A frase citada tem, como referi, uma “sonoridade” esquisita e pode ter, na minha opinião, duas leituras: uma benevolente, refletindo uma suposta determinação e combatividade do candidato, e outra “maquiavélica”, indiciando que o candidato não olhará a meios para atingir os fins, isto é, para alcançar o objetivo que anunciou e com o qual se declara comprometido: VENCER! Um objetivo que – todos concordarão – por ser óbvio, resulta redundante, só valendo pela atribuição de alguma causa para a sua afirmação.
A legitimidade desta última leitura resulta, pois, de uma atribuição: se é óbvio, por que razão o afirmou? Para passar aos seus apoiantes uma mensagem de apelo à determinação e combatividade ou para lhes passar uma mensagem mais subliminar e maximalista de “vitória a qualquer preço”, realçando-se as expressões “a nenhum” [concelho para perder] e “nos 21”, ou seja, “a todos” [concelhos para vencer]. Julgo que teria sido mais realista e sensato (na ótica do candidato, claro) referir “a maioria” ou “o maior número possível” [de concelhos para vencer]. Ou seja, passar o desejo de vitória e não a prioridade obstinada de NÃO PERDER!
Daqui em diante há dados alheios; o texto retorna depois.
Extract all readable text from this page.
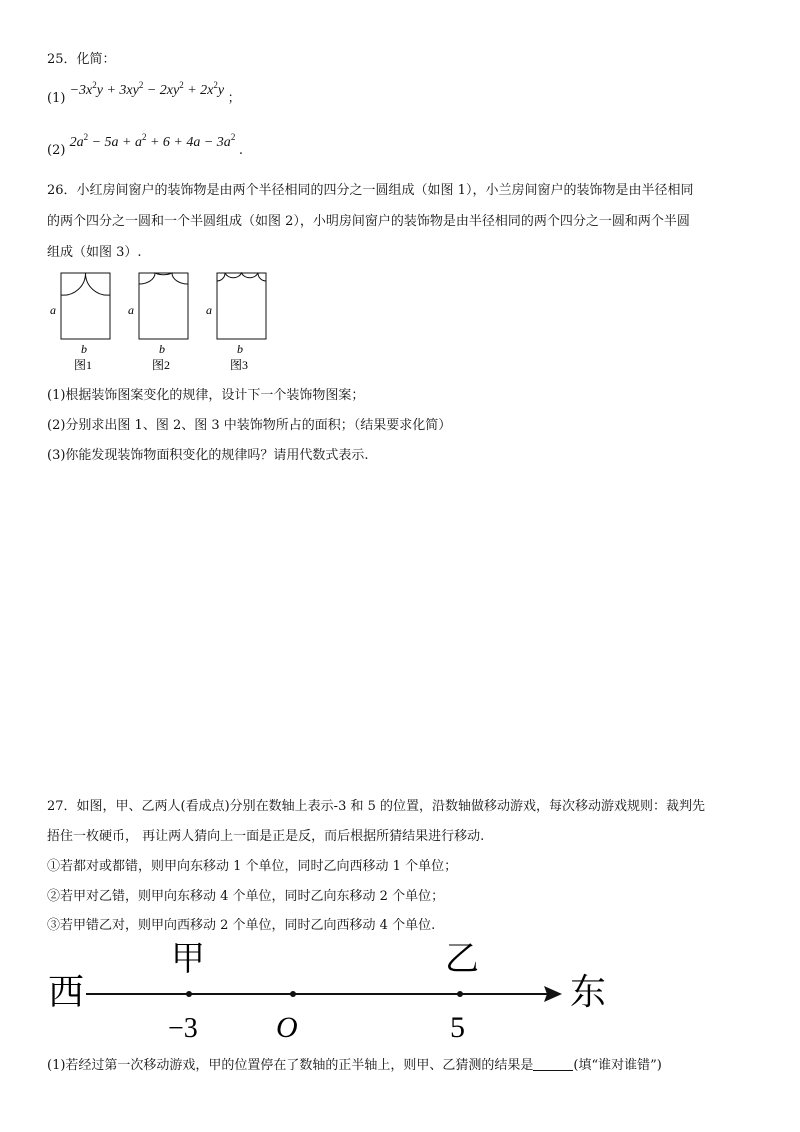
25．化简：
$(1) -3x^2y + 3xy^2 - 2xy^2 + 2x^2y$ ；
(2) $2a^2 - 5a + a^2 + 6 + 4a - 3a^2$ .
26．小红房间窗户的装饰物是由两个半径相同的四分之一圆组成（如图 1），小兰房间窗户的装饰物是由半径相同
的两个四分之一圆和一个半圆组成（如图 2），小明房间窗户的装饰物是由半径相同的两个四分之一圆和两个半圆
组成（如图 3）.
a
b
图1
a
b
图2
a
b
图3
(1)根据装饰图案变化的规律，设计下一个装饰物图案；
(2)分别求出图 1、图 2、图 3 中装饰物所占的面积；（结果要求化简）
(3)你能发现装饰物面积变化的规律吗？请用代数式表示.
27．如图，甲、乙两人(看成点)分别在数轴上表示-3 和 5 的位置，沿数轴做移动游戏，每次移动游戏规则：裁判先
捂住一枚硬币， 再让两人猜向上一面是正是反，而后根据所猜结果进行移动.
①若都对或都错，则甲向东移动 1 个单位，同时乙向西移动 1 个单位；
②若甲对乙错，则甲向东移动 4 个单位，同时乙向东移动 2 个单位；
③若甲错乙对，则甲向西移动 2 个单位，同时乙向西移动 4 个单位.
西	东
甲
−3	O
乙
5
(1)若经过第一次移动游戏，甲的位置停在了数轴的正半轴上，则甲、乙猜测的结果是	(填“谁对谁错”)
Em pleno Século XX1, o poder local em Portugal continua marcado pelo velho fenómeno do caciquismo político, uma prática tóxica que subverte os princípios democráticos, pondo mesmo em causa o bom nome e a credibilidade dos princípios, regras e instituições democráticas. O método caciquista é simples e conhecido:
1) Controlo partidário dos órgãos autárquicos, meios de comunicação social, IPSS, Associações e Coletividades, entre outras entidades dependentes ou parceiras;
2) Esvaziamento e enfraquecimento da sociedade civil e da iniciativa cidadã, monopolizando a favor da autarquia todas as atividades possíveis; e
3) Tráfico de influências (troca de favores) com o maior número possível de famílias e clientelas políticas, maximizando a dependência dos seus membros e respetivas malhas sociais.
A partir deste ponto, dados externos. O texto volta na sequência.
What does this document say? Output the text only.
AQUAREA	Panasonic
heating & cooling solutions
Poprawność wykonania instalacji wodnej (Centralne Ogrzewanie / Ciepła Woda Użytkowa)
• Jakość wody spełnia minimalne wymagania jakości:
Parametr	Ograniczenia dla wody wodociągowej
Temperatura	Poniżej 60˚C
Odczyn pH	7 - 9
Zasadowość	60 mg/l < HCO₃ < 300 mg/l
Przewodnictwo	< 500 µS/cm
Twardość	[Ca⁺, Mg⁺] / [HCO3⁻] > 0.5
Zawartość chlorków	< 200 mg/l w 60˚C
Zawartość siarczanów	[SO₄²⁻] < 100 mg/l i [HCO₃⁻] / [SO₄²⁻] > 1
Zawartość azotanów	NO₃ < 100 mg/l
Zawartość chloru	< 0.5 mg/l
Esta realidade é patente e só não a vê ou não a compreende quem não quer, por conveniência, medo, desinteresse, normalização ou cansaço. Onde o caciquismo prevalece, a democracia não é real, limitando-se ao mínimo formal. Diz o povo que “quem não quer ser lobo, não lhe veste a pele”. No meu entender, Hugo Costa vestiu a pele de “lobo”, ao afirmar o que afirmou (e como afirmou). Devia ter refreado os ânimos e mostrar-se mais maduro e ponderado, mas não o fez. Talvez seja um sinal de fraqueza e não de força, quiçá. Ou uma ânsia de poder, total e desmedido, sei lá.
O que sei é que, em democracia, competindo com fairplay, o que importa é empoderar os cidadãos, reconhecer a sua natural diversidade e pluralidade – de ideias e de escolhas –, dar voz e representação aos seus anseios e preocupações, cumprindo as promessas que lhes são feitas. Vencer não é arrebatar o poder, não é ser poderoso ou ter mais poder do que os outros, a não ser o de referência. Vencer é representar bem os cidadãos e resolver os seus problemas, proporcionando-lhes um presente mais auspicioso e um futuro mais promissor. Sem temer a alternância.